Nate sighed, let his hands clank back to the table.
The worst part of interrogations was waiting for them to start.
They always brought him here an hour early and left him alone. To his right was a one-way mirror, but he felt no
attention leaking through. Not yet. There was no clock, only the patterns of the prison stretching away in all directions, a shimmering grid of desperation felt through concrete walls.
This place was designed to enforce isolation. No common eating area, and the inmates were brought to the exercise yard one at a time. At first Nate was worried the Feds had learned how to starve crowd powers, until his lawyer told him that all supermax prisons were built this way.
They couldn’t let Nataniel Saldana form a gang, after all. He was a terrorist as well as a murderer.
Some days it felt like his power was withering. His tendrils of charisma, hungry for obedience, attention, worship, spent the long days seeking a crowd to influence, and found nothing but stray wisps of connection. The supermax was a concrete-and-steel labyrinth, with locked doors at every junction, but in Nate’s mind it was a desert dotted with broken souls.
Sometimes he thought about flipping his power inside out and disappearing completely. But the cameras would still see him. The doors would still be secured by implacable machines. Even in this locked room, Nate was shackled to the table.
Invisibility was no escape. He needed to charm his way out, in front of a judge and jury. Which meant keeping the Bellwether half of his power alive.
He waited, hoping for an audience.
At last the door opened.
“You always look so happy to see us,” Special Agent Solon said.
Nate couldn’t hide his relief—his interrogators had brought a crowd. Along with Agents Solon and Murphy, a new guy took up a position in the corner, a briefcase at his side. And of course Nate’s defense lawyer was always here.
As a bonus, four people were filing in on the other side of the one-way mirror. Nine altogether. More than enough to hit the Curve—a rainstorm on thirsty ground.
He felt his power rejoice.
But what did all these extra people mean? Had something happened out in the real world?
Had his friends been caught?
“I’d like to start by pointing out—again—that my client is a minor, and that no parent is present.” Nate’s lawyer, Cynthia Rodriguez, always led with this.
Agent Solon offered his usual response, pulling a card from his wallet to read an excerpt from the Crowd Psychosis Emergency Act. “May detain such persons, regardless of age . . .”
Nate ignored the familiar words, flexing his hungry power, coaxing in the shafts of attention beaming through the one-way mirror.
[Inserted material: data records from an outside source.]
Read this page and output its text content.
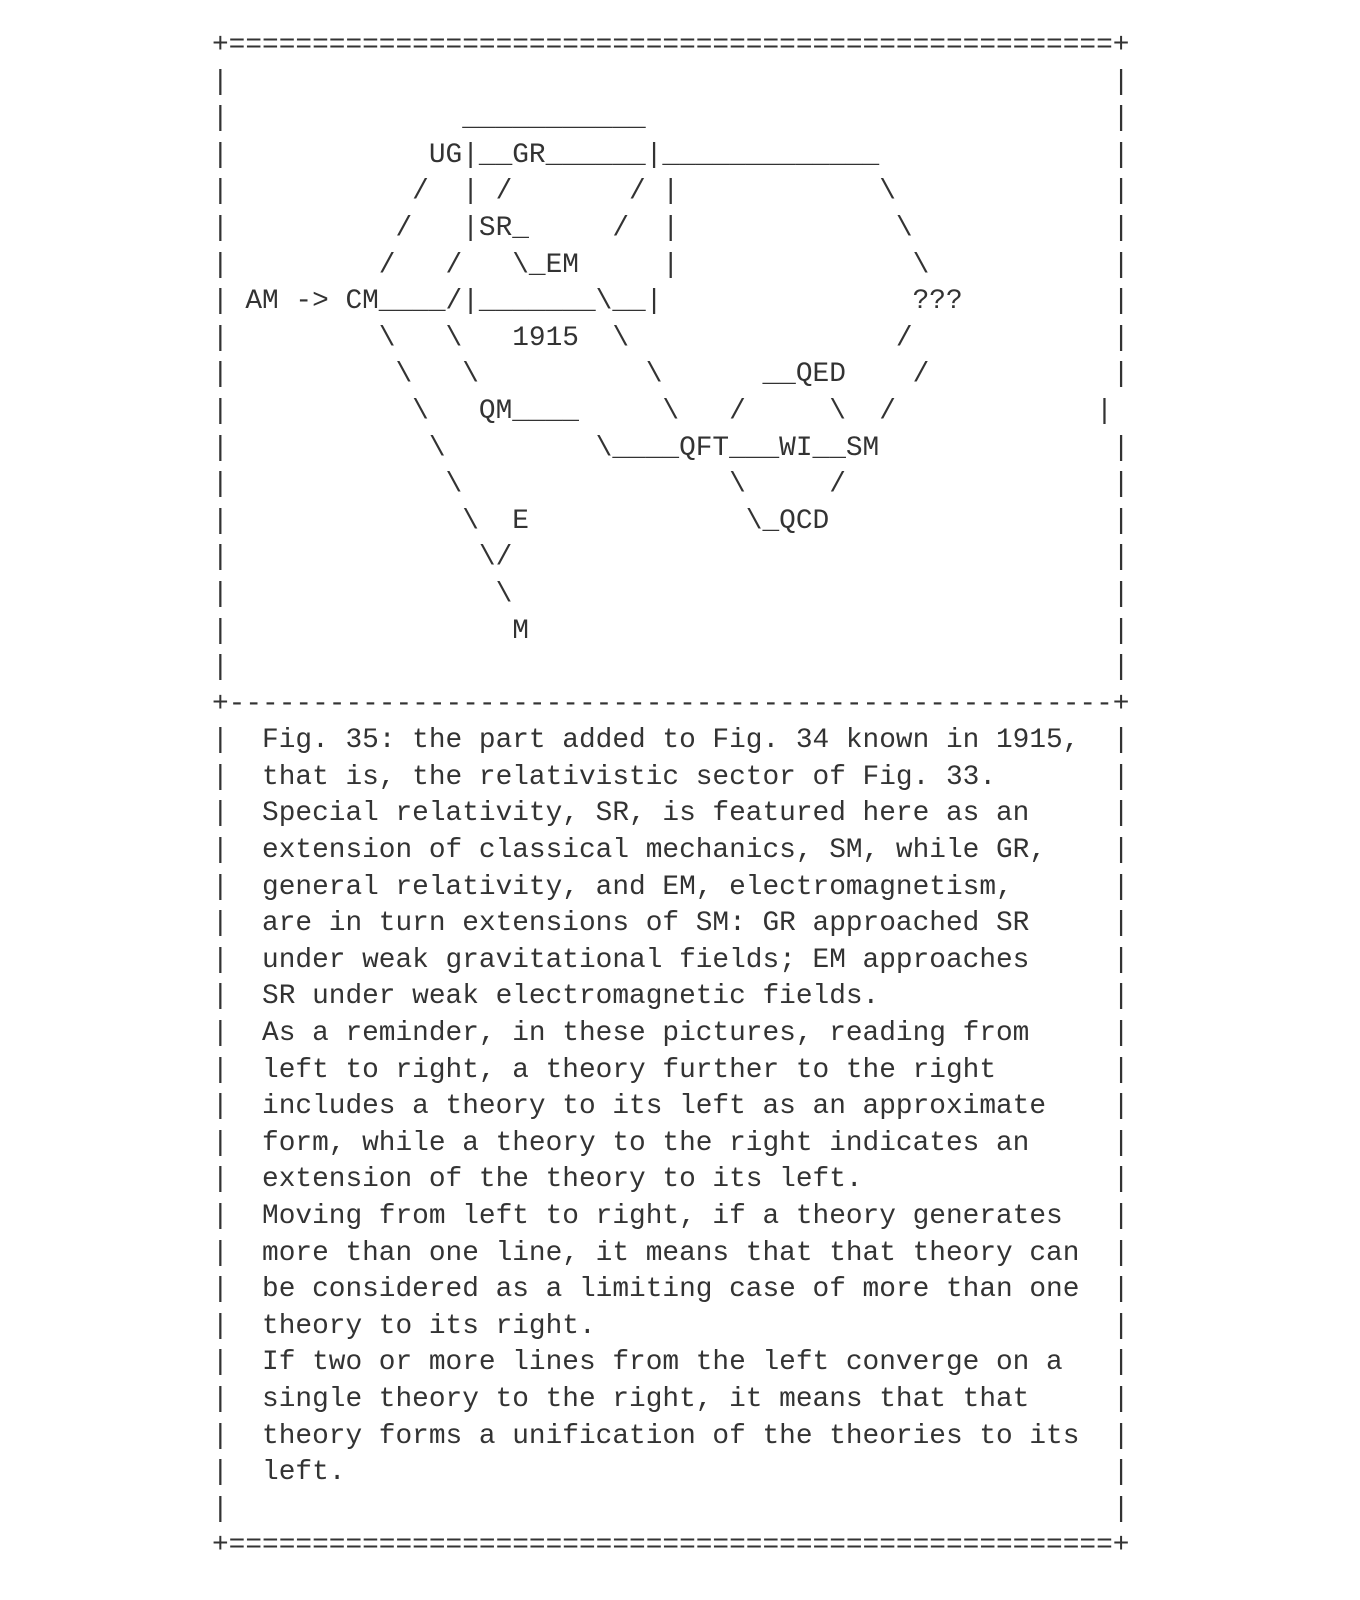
+=====================================================+
|                                                     |
|              ___________                            |
|            UG|__GR______|_____________              |
|           /  | /       / |            \             |
|          /   |SR_     /  |             \            |
|         /   /   \_EM     |              \           |
| AM -> CM____/|_______\__|               ???         |
|         \   \   1915  \                /            |
|          \   \          \      __QED    /           |
|           \   QM____     \   /     \  /            |
|            \         \____QFT___WI__SM              |
|             \                \     /                |
|              \  E             \_QCD                 |
|               \/                                    |
|                \                                    |
|                 M                                   |
|                                                     |
+-----------------------------------------------------+
|  Fig. 35: the part added to Fig. 34 known in 1915,  |
|  that is, the relativistic sector of Fig. 33.       |
|  Special relativity, SR, is featured here as an     |
|  extension of classical mechanics, SM, while GR,    |
|  general relativity, and EM, electromagnetism,      |
|  are in turn extensions of SM: GR approached SR     |
|  under weak gravitational fields; EM approaches     |
|  SR under weak electromagnetic fields.              |
|  As a reminder, in these pictures, reading from     |
|  left to right, a theory further to the right       |
|  includes a theory to its left as an approximate    |
|  form, while a theory to the right indicates an     |
|  extension of the theory to its left.               |
|  Moving from left to right, if a theory generates   |
|  more than one line, it means that that theory can  |
|  be considered as a limiting case of more than one  |
|  theory to its right.                               |
|  If two or more lines from the left converge on a   |
|  single theory to the right, it means that that     |
|  theory forms a unification of the theories to its  |
|  left.                                              |
|                                                     |
+=====================================================+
With his hands chained to the long metal table, he couldn’t use his usual gestures. But those had all been empty bombast, he realized now, suited to the politician he could no longer be. He’d learned to adapt,
guiding the crowd with twitches of his fingers, the movements of his eyes.
He drew the room’s energy to himself, waiting for whatever the interrogators’ questions would reveal.
Solon finally got to it. “Let’s talk about the Faraday shielding in your nightclub.”
“What about it?” Nate said mildly. “It’s for blocking radio waves.”
The new guy at the end of the table smiled at this, but didn’t say anything. He was older, Asian, with a lively gray mane that made Nate think of Albert Einstein on a good-hair day.
“In a nightclub?” Solon said. “Why did you feel that was necessary?”
Nate felt a stir from the observation room. Maybe the Feds had run into another Zero like Chizara. Someone who needed protection from the stings of technology.
But then Murphy leaned forward. “Did you think that you were being watched by the government? Or some unknown force?”
Nate sighed inwardly. They were going for the paranoia angle again.
So often, his interrogators seemed to be arriving at the truth of the Zeroes. But every time they grew close to grasping crowd powers, the specifics seemed to overload their brains, and they fell back on theories about crazy kids. This blind spot kept Nate’s secrets safe, but also made it hard to extract any news about the outside world.
Sometimes Nate was tempted to tell them everything, just to stir them up. Maybe that would get a few more people in here.
But it was too soon to play that card.
“We wanted people to enjoy the music,” Nate said. “Instead of staring at their phones. Teenagers, you know?”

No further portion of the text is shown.